Did you know that Google briefly tried a similar approach before? In order to provide a more dedicated response to users' queries, in Aug 2001 Google decided to launch 'Google Questions and Answers'. This service allowed users to send their questions by email and for a flat fee of US $3 Google staffers would reply to those questions. Unfortunately the Google service ran for only 24 hours, after which it was shut down due to excessive demand!

This was followed by 'Google Answers' in April 2002. This  was different in the sense as the users were asking other users (researchers) for answers and were willing to pay the researchers  between $2 to $200 to for an answer. Google were charging 50 cent fee for posting a question and was keeping 25% of the reward money.

Although the service was receiving more than 100 questions per day but Google decided to shut it down in December 2006 saying that Answers community's limited size and other product considerations made it more effective for Google to focus its efforts on other ways to help its users find information.

Then came Knol, which was launched in 2007 as a method for authors to work together to create authoritative articles about specific topics that they know about.

In Oct 2012 Google decided to shut down Knol and said that it was prioritizing its product efforts so it can make things much simpler for its users and devote more resources to high impact products.

However, in order to continue the fostering of creation of very informative and authoritative content, Google worked with Solvitor and Crowd Favorite to create Annotum whereby all of the content from Knol was passed over to Annotum (launched on November 22, 2011 as an open-source, open-process, open-access scholarly authoring and publishing platform based on WordPress).

So what are Google Helpouts all about?

And now, on November 5, 2013, Google has launched Helpouts where users can get answers to their queries via a live one to one video chat (using Google Hangouts) from over a thousand pre-screened 'providers'  (experts from all different fields).


The providers include individuals, small and medium businesses as well as well known brands and they have the option to offer their services for free or ask for a set fee for a specified amount of time or even charge by minute. Payment transactions are use Google Wallet and Google takes a 20% cut out of the fees.

This seems to be a great opportunity, specially for those individuals and businesses who are already providing educational and informative videos on Youtube, to sign up for Helpouts and generate some serious income rather than simply relying on the ad revenues.

This is what Google Helpout looks like, where you enter what you are looking for, and it provides a list of key experts along with their fees, who are also available for a 'live chat'.


Helpouts have some great features.  Google's Udi Manber, VP Engineering, posted in his blog, 'Once you’re in a Helpout, you can do more than just talk—you can share your computer screen, collaboratively edit a presentation, or record your Helpout.
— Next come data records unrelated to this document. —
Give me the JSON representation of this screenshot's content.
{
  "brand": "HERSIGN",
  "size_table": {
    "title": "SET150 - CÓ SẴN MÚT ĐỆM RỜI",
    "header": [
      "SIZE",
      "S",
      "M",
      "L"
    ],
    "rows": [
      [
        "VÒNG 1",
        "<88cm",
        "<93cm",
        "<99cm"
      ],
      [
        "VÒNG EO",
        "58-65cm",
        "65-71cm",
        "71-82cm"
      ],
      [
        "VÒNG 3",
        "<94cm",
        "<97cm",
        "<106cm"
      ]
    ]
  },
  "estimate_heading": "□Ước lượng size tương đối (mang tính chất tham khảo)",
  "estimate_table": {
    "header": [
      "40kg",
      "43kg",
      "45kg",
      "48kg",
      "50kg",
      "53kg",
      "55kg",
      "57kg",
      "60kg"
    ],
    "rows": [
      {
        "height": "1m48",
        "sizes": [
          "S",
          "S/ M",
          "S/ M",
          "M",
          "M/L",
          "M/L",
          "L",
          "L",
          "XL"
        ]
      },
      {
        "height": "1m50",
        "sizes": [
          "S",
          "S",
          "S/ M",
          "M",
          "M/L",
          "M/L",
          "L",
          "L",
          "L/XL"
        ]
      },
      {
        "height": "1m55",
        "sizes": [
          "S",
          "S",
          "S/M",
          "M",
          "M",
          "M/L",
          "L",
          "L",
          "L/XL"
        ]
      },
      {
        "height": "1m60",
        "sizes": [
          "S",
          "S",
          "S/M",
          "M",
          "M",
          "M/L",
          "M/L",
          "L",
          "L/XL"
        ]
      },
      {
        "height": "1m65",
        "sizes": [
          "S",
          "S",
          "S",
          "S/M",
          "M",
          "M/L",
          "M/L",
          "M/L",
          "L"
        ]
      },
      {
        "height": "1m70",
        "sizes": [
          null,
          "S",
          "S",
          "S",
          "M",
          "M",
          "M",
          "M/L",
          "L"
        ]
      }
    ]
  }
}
And if the experience doesn’t meet your expectations, we offer a full money back guarantee.'

The concept of using 'one-to-one' live video chat for business was taken up by eBay in 2005 when they acquired Skype. It wanted to connect buyers and sellers in the eBay marketplace via Skype but failed badly as the marketplace continued to use email as their preferred mode of communicating with each other. However, with the offer of a full money back guarantee Helpouts may prove to be successful.

Whether Google Helpouts is a success story or not, in my opinion marketers should still tread with caution when having a presence on this platform as it is a new B2C business model where the services provided are rated along with users' comments.

Also, a company's or an individual's position in Helpouts internal search is based on the heading, keywords and the 'reputation'. And, I personally think that as Helpouts are one of Google's latest products, its content will start showing up 'more' in Google's organic search. So, no matter how tiny, but it can still play a part is SERPS.